Contrapesos: El antídoto contra el autoritarismo
Más allá de la defensa partidaria, el historiador y politólogo hizo una lectura del fragmentado panorama electoral de 2026. Lejos de ver la proliferación de partidos (más de 20 opciones presidenciales) como un caos, Solís lo calificó como una garantía democrática.

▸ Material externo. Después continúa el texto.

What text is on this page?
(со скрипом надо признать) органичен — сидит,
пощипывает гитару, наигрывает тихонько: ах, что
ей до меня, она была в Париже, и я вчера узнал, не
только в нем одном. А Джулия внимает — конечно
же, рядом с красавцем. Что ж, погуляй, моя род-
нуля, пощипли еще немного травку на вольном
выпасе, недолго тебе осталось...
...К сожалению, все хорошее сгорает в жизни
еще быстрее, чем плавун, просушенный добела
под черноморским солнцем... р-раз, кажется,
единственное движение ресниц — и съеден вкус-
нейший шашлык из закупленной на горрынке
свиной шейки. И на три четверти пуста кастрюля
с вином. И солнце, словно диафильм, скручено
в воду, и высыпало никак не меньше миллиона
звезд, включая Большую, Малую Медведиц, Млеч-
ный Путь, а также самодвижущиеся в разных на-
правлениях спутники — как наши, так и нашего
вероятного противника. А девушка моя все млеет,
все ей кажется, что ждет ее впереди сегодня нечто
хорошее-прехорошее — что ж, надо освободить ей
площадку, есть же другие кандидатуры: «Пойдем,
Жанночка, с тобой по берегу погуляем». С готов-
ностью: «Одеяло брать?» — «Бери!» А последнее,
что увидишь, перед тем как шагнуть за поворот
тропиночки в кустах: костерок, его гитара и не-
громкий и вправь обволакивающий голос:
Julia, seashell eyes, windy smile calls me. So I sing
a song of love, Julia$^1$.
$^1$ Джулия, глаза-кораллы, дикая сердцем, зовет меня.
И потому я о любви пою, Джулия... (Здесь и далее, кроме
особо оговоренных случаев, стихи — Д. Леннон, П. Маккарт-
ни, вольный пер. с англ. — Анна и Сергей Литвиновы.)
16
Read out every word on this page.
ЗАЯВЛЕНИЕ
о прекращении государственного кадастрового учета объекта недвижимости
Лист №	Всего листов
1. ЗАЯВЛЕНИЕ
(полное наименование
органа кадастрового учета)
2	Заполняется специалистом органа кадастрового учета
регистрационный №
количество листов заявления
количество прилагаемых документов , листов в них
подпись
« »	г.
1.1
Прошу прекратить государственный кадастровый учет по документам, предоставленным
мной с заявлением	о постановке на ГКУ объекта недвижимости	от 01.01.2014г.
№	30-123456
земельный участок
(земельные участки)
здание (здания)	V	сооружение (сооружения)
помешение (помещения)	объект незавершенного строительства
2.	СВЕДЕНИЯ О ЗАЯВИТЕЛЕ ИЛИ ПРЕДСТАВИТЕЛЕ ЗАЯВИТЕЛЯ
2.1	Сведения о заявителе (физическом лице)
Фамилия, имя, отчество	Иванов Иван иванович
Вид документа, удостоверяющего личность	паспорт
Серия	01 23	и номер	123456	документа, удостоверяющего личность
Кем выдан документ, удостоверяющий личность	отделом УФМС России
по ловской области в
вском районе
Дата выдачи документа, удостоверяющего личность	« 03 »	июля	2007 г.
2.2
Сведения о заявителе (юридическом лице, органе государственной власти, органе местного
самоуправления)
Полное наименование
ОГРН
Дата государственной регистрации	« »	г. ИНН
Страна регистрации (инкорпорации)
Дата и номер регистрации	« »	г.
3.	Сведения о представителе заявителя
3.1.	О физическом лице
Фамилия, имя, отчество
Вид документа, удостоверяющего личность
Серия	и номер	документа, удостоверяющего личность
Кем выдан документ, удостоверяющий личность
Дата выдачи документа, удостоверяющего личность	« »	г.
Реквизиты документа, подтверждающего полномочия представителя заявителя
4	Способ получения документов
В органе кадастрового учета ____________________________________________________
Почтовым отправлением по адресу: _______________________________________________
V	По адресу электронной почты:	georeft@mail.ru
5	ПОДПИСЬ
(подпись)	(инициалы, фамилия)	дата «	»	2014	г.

Se mostró satisfecho de que exista «gran cantidad de opciones políticas», argumentando que esto asegura los «contrapesos necesarios». En un momento donde se discute sobre el peligro de las «aplanadoras» legislativas o los gobiernos populistas, Solís aboga por un poder dividido que obligue a la negociación. «Es salud para la democracia que nadie tenga el poder absoluto», se interpretó de sus palabras.
Bandera Nacional sobre Bandera Partidaria
Fiel a su estilo académico, Luis Guillermo cerró su intervención con un llamado a la calma y al civismo. En una campaña que ha tenido tintes agresivos y polarizantes, pidió a los ticos bajar las revoluciones.
«Es un día para recordar los valores costarricenses, de apoyar la bandera de Costa Rica y dejar de lado los conflictos partidarios», concluyó. Con su voto emitido y su mensaje entregado, Solís deja claro que, aunque el logo del sol amarillo y rojo no esté en la papeleta presidencial de forma directa, el «espíritu» del PAC sigue rondando las urnas, esperando ver si la estrategia de la coalición logra revivirlos o si será el último suspiro.